Guy Lodge, Variety: "In "American Animals," Layton brings that same preoccupation to a (mostly) narrative form for the first time, and the results are sensational: a riveting college-boy crime caper that speeds along on pure movie-movie adrenaline, before U-turning into a sobering reflection on young male privilege and entitlement. Performed with piss, vinegar and some poignancy by a fractious quartet of bright young things - with the ever-more-intriguing Barry Keoghan first among equals - Layton's crowdpleasing Sundance competition entry is tricked out to the max with lithe structural fillips, flashes of cinematic quotation and formal sleight of hand that gradually reveals a pointed thematic purpose."

Todd McCarthy, The Hollywood Reporter: "The basic story is bizarre enough to arrest one's interest from the outset - well-off kids deciding to become criminals out of no pressing need - but Layton shrewdly adds another layer by gradually introducing present-day on-camera commentary from the actual foursome who schemed to pull off the heist. Perhaps it took a documentary filmmaker to cook up such a dual-perspective narrative. In the event, the device adds a great deal to the film's impact, as the distance of time provides a more thoughtful consideration of the men's youthful indiscretions as well as a rueful assessment that adds an almost absurdist comic edge to their increasingly amateurish behavior."

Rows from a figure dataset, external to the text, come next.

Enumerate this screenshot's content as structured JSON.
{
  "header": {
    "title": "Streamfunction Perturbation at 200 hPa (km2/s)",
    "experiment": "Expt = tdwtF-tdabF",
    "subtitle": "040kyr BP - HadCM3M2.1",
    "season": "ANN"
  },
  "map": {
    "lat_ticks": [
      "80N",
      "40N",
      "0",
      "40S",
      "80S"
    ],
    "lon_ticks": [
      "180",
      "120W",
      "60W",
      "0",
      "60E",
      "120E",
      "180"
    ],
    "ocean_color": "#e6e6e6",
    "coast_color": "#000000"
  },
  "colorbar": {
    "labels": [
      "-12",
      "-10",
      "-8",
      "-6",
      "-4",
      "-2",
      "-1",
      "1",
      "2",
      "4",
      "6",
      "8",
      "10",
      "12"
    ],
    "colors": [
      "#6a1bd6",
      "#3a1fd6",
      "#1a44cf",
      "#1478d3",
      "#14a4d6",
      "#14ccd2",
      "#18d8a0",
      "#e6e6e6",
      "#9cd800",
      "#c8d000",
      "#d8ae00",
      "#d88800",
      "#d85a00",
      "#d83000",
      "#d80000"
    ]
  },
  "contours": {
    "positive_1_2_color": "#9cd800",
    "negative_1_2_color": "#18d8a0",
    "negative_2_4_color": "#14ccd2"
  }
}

Odie Henderson, RogerEbert.com: "Speaking of heist movies, "American Animals" is packaged as genre kin to films like "Oceans 11" and "Rififi." But what makes a heist movie fun is that its robbers are punching up, not down. There's a Robin Hood mentality to most of them, with the mark being someone or something that either deserves it or can afford to do without whatever's stolen. If that's not the order of the day, these films at least give viewers anti-heroes who are doing the crime out of an understandable desperation. Even "Bonnie and Clyde," despite all its murdered innocents, had as its central robbery target what was considered to be an enemy of the people."

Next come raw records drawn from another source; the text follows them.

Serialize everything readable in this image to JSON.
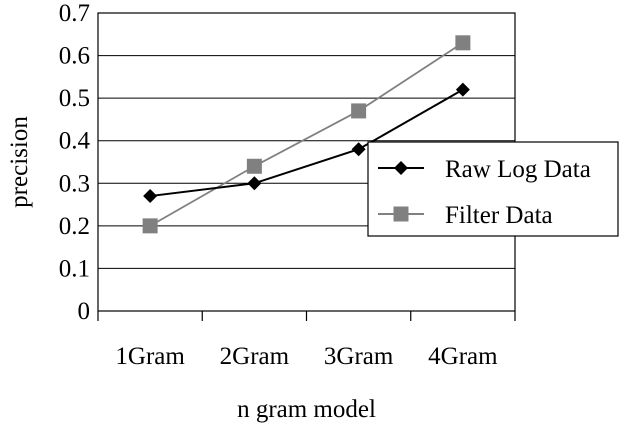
{
  "chart_data": {
    "type": "line",
    "categories": [
      "1Gram",
      "2Gram",
      "3Gram",
      "4Gram"
    ],
    "series": [
      {
        "name": "Raw Log Data",
        "values": [
          0.27,
          0.3,
          0.38,
          0.52
        ],
        "color": "#000000",
        "marker": "diamond"
      },
      {
        "name": "Filter Data",
        "values": [
          0.2,
          0.34,
          0.47,
          0.63
        ],
        "color": "#808080",
        "marker": "square"
      }
    ],
    "xlabel": "n gram model",
    "ylabel": "precision",
    "ylim": [
      0,
      0.7
    ],
    "yticks": [
      "0",
      "0.1",
      "0.2",
      "0.3",
      "0.4",
      "0.5",
      "0.6",
      "0.7"
    ],
    "grid": "horizontal",
    "legend_position": "right"
  }
}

David Edelstein, Vulture: "Layton is too fancy in American Animals' first act. He opens on heist day, cutting between the young men making themselves up as oldsters and documentary interviews with their parents, who say that nothing in their kids' childhoods could have predicted what happened. ("Everything in our family was geared towards our kids to be successful.") The bigger problem is that stupidity just isn't a very interesting subject. What pulls you in is the planning - which involves tasing the librarian (Ann Dowd) - and the dread that builds as the Day That Will Live in Idiocy approaches. Keoghan makes a good, jittery, unformed protagonist while Peters is perfect as a passing-for-normal sociopath. You begin to feel for these kids as the film turns into a dopes' Crime and Punishment and the question on their minds is clearly "What were we thinking?""

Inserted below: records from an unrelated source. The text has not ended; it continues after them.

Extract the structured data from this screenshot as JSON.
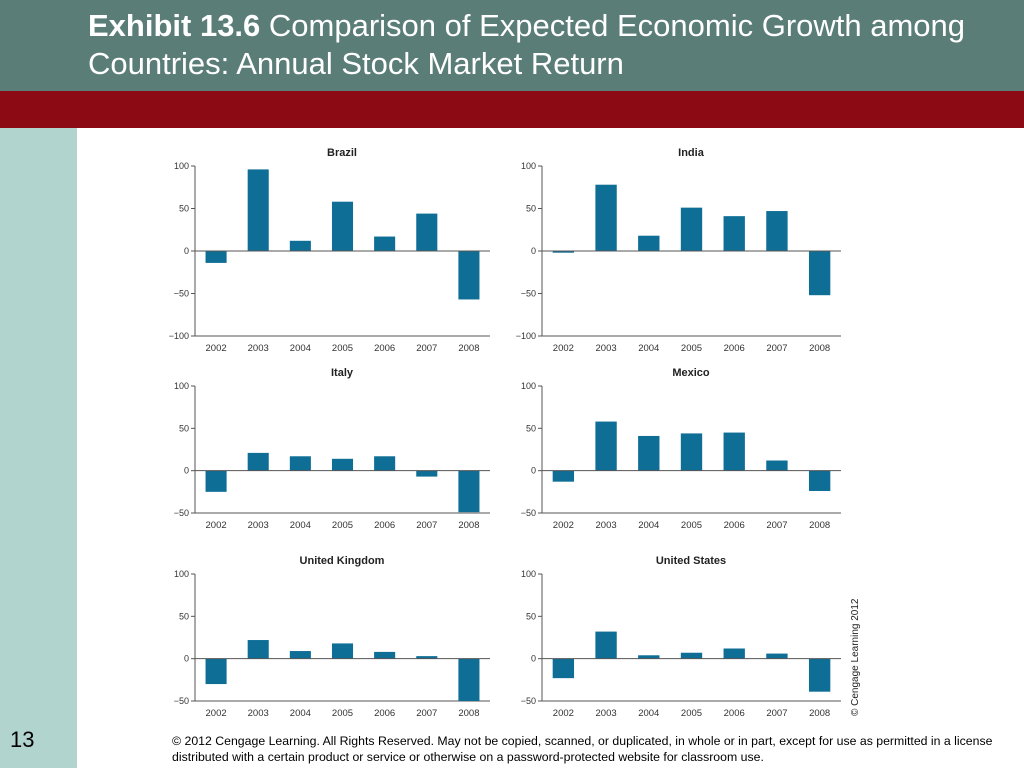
{
  "slide": {
    "title_bold": "Exhibit 13.6",
    "title_rest": " Comparison of Expected Economic Growth among Countries: Annual Stock Market Return",
    "slide_number": "13",
    "vertical_credit": "© Cengage Learning 2012",
    "copyright": "© 2012 Cengage Learning. All Rights Reserved. May not be copied, scanned, or duplicated, in whole or in part, except for use as permitted in a license distributed with a certain product or service or otherwise on a password-protected website for classroom use.",
    "colors": {
      "header": "#5a7d78",
      "red_bar": "#8c0a14",
      "sidebar": "#b2d4cf",
      "bar": "#0e6e96",
      "axis": "#555555"
    }
  },
  "chart_data": [
    {
      "type": "bar",
      "title": "Brazil",
      "categories": [
        "2002",
        "2003",
        "2004",
        "2005",
        "2006",
        "2007",
        "2008"
      ],
      "values": [
        -14,
        96,
        12,
        58,
        17,
        44,
        -57
      ],
      "ylim": [
        -100,
        100
      ],
      "yticks": [
        100,
        50,
        0,
        -50,
        -100
      ],
      "ytick_labels": [
        "100",
        "50",
        "0",
        "−50",
        "−100"
      ]
    },
    {
      "type": "bar",
      "title": "India",
      "categories": [
        "2002",
        "2003",
        "2004",
        "2005",
        "2006",
        "2007",
        "2008"
      ],
      "values": [
        -2,
        78,
        18,
        51,
        41,
        47,
        -52
      ],
      "ylim": [
        -100,
        100
      ],
      "yticks": [
        100,
        50,
        0,
        -50,
        -100
      ],
      "ytick_labels": [
        "100",
        "50",
        "0",
        "−50",
        "−100"
      ]
    },
    {
      "type": "bar",
      "title": "Italy",
      "categories": [
        "2002",
        "2003",
        "2004",
        "2005",
        "2006",
        "2007",
        "2008"
      ],
      "values": [
        -25,
        21,
        17,
        14,
        17,
        -7,
        -49
      ],
      "ylim": [
        -50,
        100
      ],
      "yticks": [
        100,
        50,
        0,
        -50
      ],
      "ytick_labels": [
        "100",
        "50",
        "0",
        "−50"
      ]
    },
    {
      "type": "bar",
      "title": "Mexico",
      "categories": [
        "2002",
        "2003",
        "2004",
        "2005",
        "2006",
        "2007",
        "2008"
      ],
      "values": [
        -13,
        58,
        41,
        44,
        45,
        12,
        -24
      ],
      "ylim": [
        -50,
        100
      ],
      "yticks": [
        100,
        50,
        0,
        -50
      ],
      "ytick_labels": [
        "100",
        "50",
        "0",
        "−50"
      ]
    },
    {
      "type": "bar",
      "title": "United Kingdom",
      "categories": [
        "2002",
        "2003",
        "2004",
        "2005",
        "2006",
        "2007",
        "2008"
      ],
      "values": [
        -30,
        22,
        9,
        18,
        8,
        3,
        -50
      ],
      "ylim": [
        -50,
        100
      ],
      "yticks": [
        100,
        50,
        0,
        -50
      ],
      "ytick_labels": [
        "100",
        "50",
        "0",
        "−50"
      ]
    },
    {
      "type": "bar",
      "title": "United States",
      "categories": [
        "2002",
        "2003",
        "2004",
        "2005",
        "2006",
        "2007",
        "2008"
      ],
      "values": [
        -23,
        32,
        4,
        7,
        12,
        6,
        -39
      ],
      "ylim": [
        -50,
        100
      ],
      "yticks": [
        100,
        50,
        0,
        -50
      ],
      "ytick_labels": [
        "100",
        "50",
        "0",
        "−50"
      ]
    }
  ]
}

Adam Chitwood, Collider: "When American Animals begins, text appears on the screen stating "This Is Not Based on a True Story," but after a few seconds the "Not Based on" drops out, and we're left with "This Is a True Story." The film chronicles the real-life heist of precious rare books from Transylvania University in 2004 Kentucky, pulled off by a quartet of mostly well-off college students. The central mastermind duo behind the heist is Spencer (Barry Keoghan), a talented young art student, and his adrenaline-fueled troublemaking best friend Warren (Evan Peters). First pitched as something of a joke, the two begin to meticulously plan a heist of a couple of rare books kept in a secure library on the Transylvania University campus. Spencer is spurred by the notion that all great artists had to endure some kind of hardship to become great, and he's lived a perfectly nice family life. Warren, meanwhile, is a bit of a free spirit, spurred to act mostly out of the desire to see if they could actually pull this off."